The final word of “The Welkin” — a soft “oh” of realization that left the theater breathless — is more of an utterance, the coo of an innocent young babe. But the speaker isn’t a child; she’s a grown woman.
And she’s accused of murder.
It’s England in 1759, just around the time everyone is buzzing about the arrival of Halley’s comet. This woman, Sally Poppy (played by Haley Wong), and her lover are accused of the murder and dismemberment of the young daughter of the rich family for which Sally worked. She’s set to hang, but there’s a hitch: Sally claims she’s pregnant.
“The Welkin” is a kind of courtroom drama or, rather, a clever perversion of such; technically we don’t see the courtroom, just a dim, dungeonlike room nearby where a forum of 12 matrons has been convened. They’re not Sally’s final adjudicators (that job is for the men, after all), but the jury ruling on the women’s issue in this case: whether Sally’s actually pregnant.
A little bit “The Crucible” and a lot bit the 2022 film “Women Talking,” in all the best ways, “The Welkin,” which opened on Wednesday at Atlantic Theater Company’s Linda Gross Theater, is a somber yet witty examination of how women labor — with housework, with children and with a society of men that doesn’t serve them — and how they negotiate their assumed responsibilities with their desires.
“The Welkin” successfully depicts these women as unique individuals, representing women from different strata of society, and with different prejudices and viewpoints. Each one is memorable, from the stately outsider, Charlotte Cary (Mary McCann), a colonel’s widow in a stylish crown of a hat, to Mary Middleton (Susannah Perkins), an awkward, superstitious young woman who is worried only about getting home to her crop of leeks.
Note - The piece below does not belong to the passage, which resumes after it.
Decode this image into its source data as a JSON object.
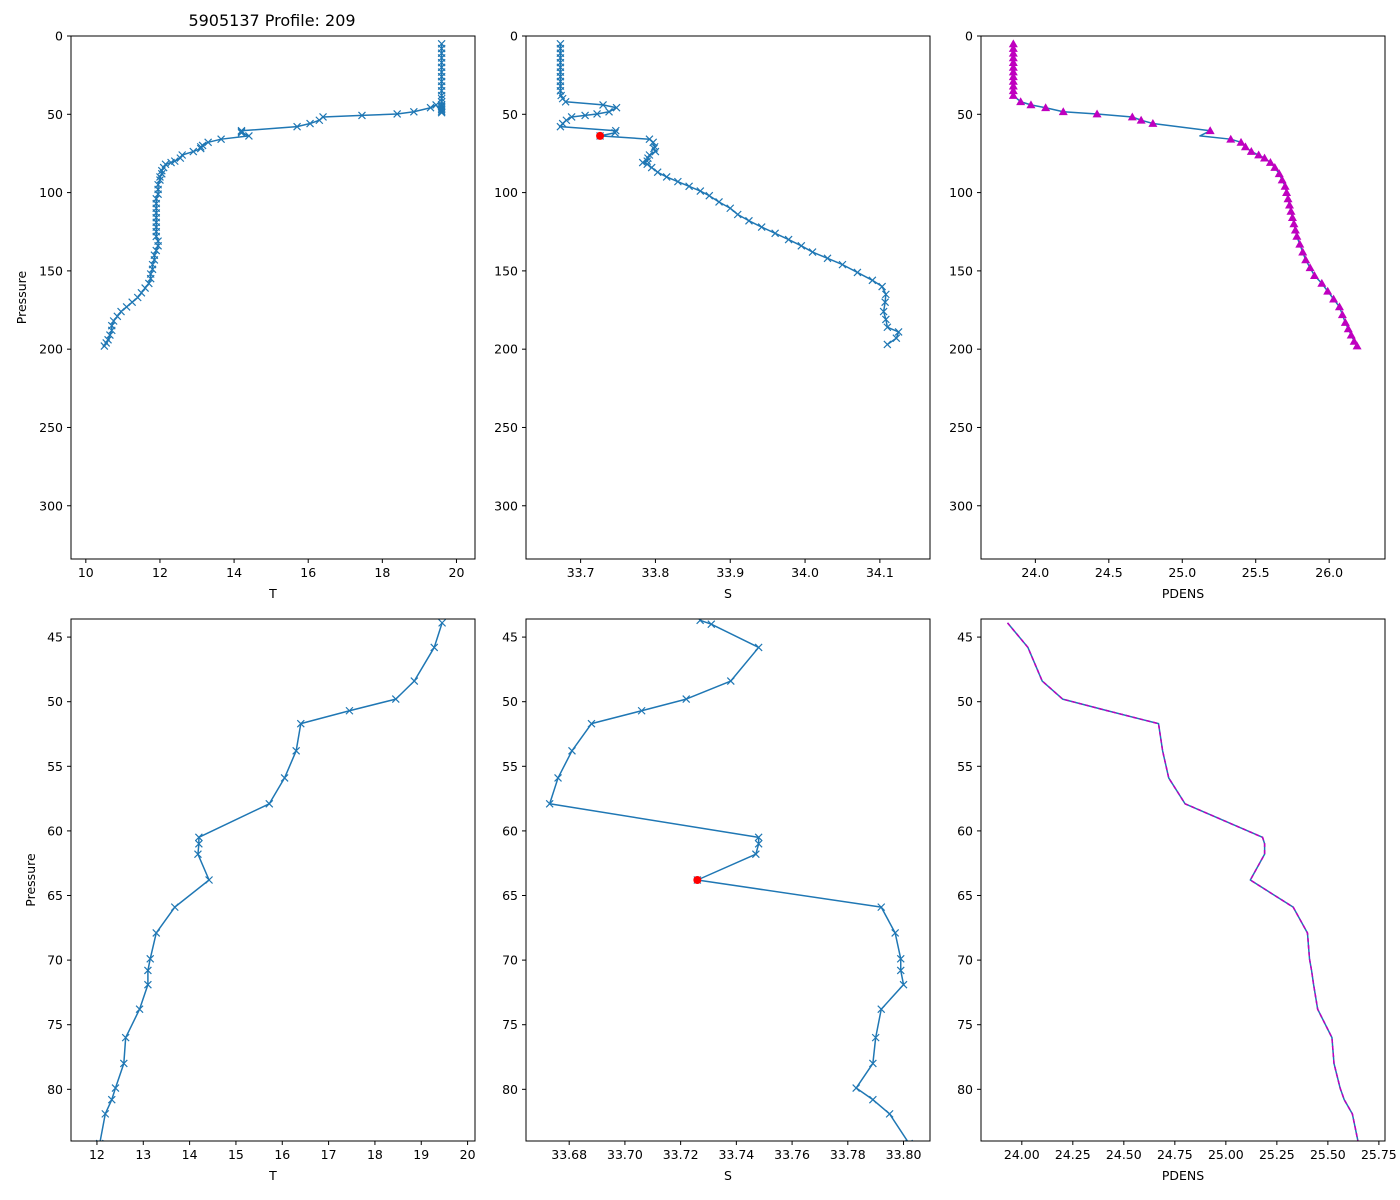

The impressive script, by Lucy Kirkwood, and likewise direction, by Sarah Benson, snap to life in the form of a robust ensemble cast led by Sandra Oh as Elizabeth Luke, the local midwife who intends to see that Sally isn’t the victim of an unfair verdict. Oh offers a grounded, sympathetic heroine who is, despite her reasoning and moralizing, still fallible. Wong also gives an entrancing performance as Sally, who reads like a living, breathing provocation: in turns vicious, scornful, irreverent and wild. Other standouts include Nadine Malouf as the petty Emma Jenkins; Dale Soules as Sarah Smith, the wise veteran matron with nearly two dozen children; and Jennifer Nikki Kidwell’s mature and levelheaded Ann Lavender.
Much like Kirkwood’s other work, which includes “The Children” and “Chimerica,” “The Welkin” is full of language that playfully shifts from bleak to comic, formal to casual; from obscuring its characters’ motivations to revealing them at just the right moment of dramatic tension. Kirkwood’s poetic turns relate earnest emotion, as when the convicted murderess rhapsodizes about a romance in which “the wanting rose up around me like milk boiling,” or brutal irony, as when a male doctor who examines her speaks of the “dark depths” of her anatomy. (The lighting design, by Stacey Derosier, also plays off these contrasts, making subtle shifts between warm and cold accents to meet the shifts in tone, while the set design, by dots, appropriately evokes the grim, claustrophobic feeling these women have, trapped in the space.)
The play does occasionally drag in its two-and-a-half-hour running time, sometimes overstating its points, as it does in Elizabeth’s more preachy monologues on gender and justice. But the twists and turns in this well-composed, self-contained drama make even the slower bits engaging.
“Welkin” is an archaic term meaning the heavens or the firmament. Though many of the characters in the play discuss the comet, the sky still seems an unfathomable notion for these confined women, who would likely be too consumed with their lives to take a moment to gaze upward. “I never look up at the sky,” one of the younger matrons says. “Not unless I’ve washing on the line.”
“The Welkin” doesn’t need to make a case for its modern-day relevance, but a few surprising anachronisms and the characters’ idle musings about how things may or may not change by the next appearance of Halley’s comet do just that.
“I do think it very queer that we know more about the movement of a comet that is thousands of miles away than the workings of a woman’s body,” Ann Lavender says, in 1759. In 2024 our cultural confusion and misconceptions about women’s bodies remain. As does our discomfort with talking about women’s bodies, especially when they tell stories of aging or decline or loss.
The next time Halley’s comet takes the stage will be 2061. “The Welkin” poses the question — what will women see in the sky then? And what will we see in women?
The Welkin
Through June 30 at the Linda Gross Theater, Manhattan; atlantictheater.org. Running time: 2 hours 30 minutes.